The parasitic friction is the boilerplate, the dependency hell, the configuration fiddling, the mechanical labor that consumes time without building capability. Its removal is genuine gain. The developer freed from managing package.json conflicts can direct her attention to problems that actually require her judgment. This is liberation in the unambiguous sense. Leopold would have called it sensible — the removal of waste that served no function.
The regulatory friction is different. The debugging session that produces no useful code but deposits a layer of understanding about how systems fail. The research expedition that dead-ends but teaches the researcher what the territory looks like. The collaboration that generates disagreement before consensus, building shared understanding in the disagreement. These processes look wasteful from the sprint perspective. They look like the wolf looked to the rancher: costs to be eliminated. They are the regulators. They maintain the cognitive ecosystem's capacity to sustain itself.
The AI discourse typically treats friction as a single category — either all good or all bad. The triumphalist asserts that friction is waste and its elimination is pure gain. The Luddite asserts that friction is sacred and its elimination is pure loss. Both positions substitute conviction for observation.
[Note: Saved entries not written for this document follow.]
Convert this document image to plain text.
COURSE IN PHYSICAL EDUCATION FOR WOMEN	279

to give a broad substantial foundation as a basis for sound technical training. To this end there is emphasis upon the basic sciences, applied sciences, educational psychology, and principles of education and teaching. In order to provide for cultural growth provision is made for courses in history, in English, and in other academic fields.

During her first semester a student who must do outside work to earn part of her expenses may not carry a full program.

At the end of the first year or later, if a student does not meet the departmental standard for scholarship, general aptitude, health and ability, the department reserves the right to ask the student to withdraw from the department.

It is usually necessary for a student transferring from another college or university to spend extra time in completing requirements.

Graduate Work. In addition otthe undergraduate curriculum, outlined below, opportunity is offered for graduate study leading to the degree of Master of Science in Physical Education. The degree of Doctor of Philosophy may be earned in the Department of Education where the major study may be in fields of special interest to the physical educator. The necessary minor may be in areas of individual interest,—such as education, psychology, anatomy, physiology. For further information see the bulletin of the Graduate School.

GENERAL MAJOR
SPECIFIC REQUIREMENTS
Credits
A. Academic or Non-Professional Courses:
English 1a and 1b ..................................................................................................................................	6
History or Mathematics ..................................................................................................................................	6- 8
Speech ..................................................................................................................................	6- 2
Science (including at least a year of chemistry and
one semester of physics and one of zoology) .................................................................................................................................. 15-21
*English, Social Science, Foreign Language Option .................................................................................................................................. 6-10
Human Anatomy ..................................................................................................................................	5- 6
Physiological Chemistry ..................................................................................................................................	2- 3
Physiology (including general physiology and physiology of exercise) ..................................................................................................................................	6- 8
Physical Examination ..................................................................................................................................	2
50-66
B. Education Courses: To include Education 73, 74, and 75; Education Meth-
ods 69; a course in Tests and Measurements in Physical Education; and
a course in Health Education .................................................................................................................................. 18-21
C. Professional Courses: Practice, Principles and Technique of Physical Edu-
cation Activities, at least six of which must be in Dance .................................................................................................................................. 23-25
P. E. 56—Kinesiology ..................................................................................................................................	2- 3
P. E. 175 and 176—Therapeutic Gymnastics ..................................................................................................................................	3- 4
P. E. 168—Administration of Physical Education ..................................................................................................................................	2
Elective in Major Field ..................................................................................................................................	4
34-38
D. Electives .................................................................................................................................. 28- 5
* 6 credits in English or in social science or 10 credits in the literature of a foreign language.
The ecological perspective demands the harder work: distinguishing, in specific cases, which friction is wolf and which is parasite. The distinction cannot be made in general. It requires attention to the specific system, the specific practitioner, the specific stage of development.
The practical implication is that the same AI tool can be a liberator or an erosion depending on how it is used and by whom. The senior engineer whose understanding is already deposited can use AI to skip parasitic friction without loss — her capacity to read the system is already built. The junior engineer whose understanding is still forming uses the same tool and skips the regulatory friction that would have built her capacity. Same tool, opposite effects. The difference is not in the tool. It is in the relationship between the tool and the user's developmental stage.
The concept of friction in cognitive and organizational contexts draws on work from Karl Weick, Eric Trist, and others in the sociotechnical systems tradition. The specific framing here combines that tradition with Leopold's ecological categories.
Friction is not one thing. It is a bundle of processes. Some parasitic, some regulatory.
Same tool, different effects. The same AI interaction supports one practitioner and erodes another, depending on developmental stage.
The triumphalist and the Luddite are both wrong. Neither the 'all friction is waste' position nor the 'all friction is sacred' position survives contact with specific cases.
Distinguishing requires attention. No formula resolves the question. Each case is specific. Ecological literacy is the meta-skill.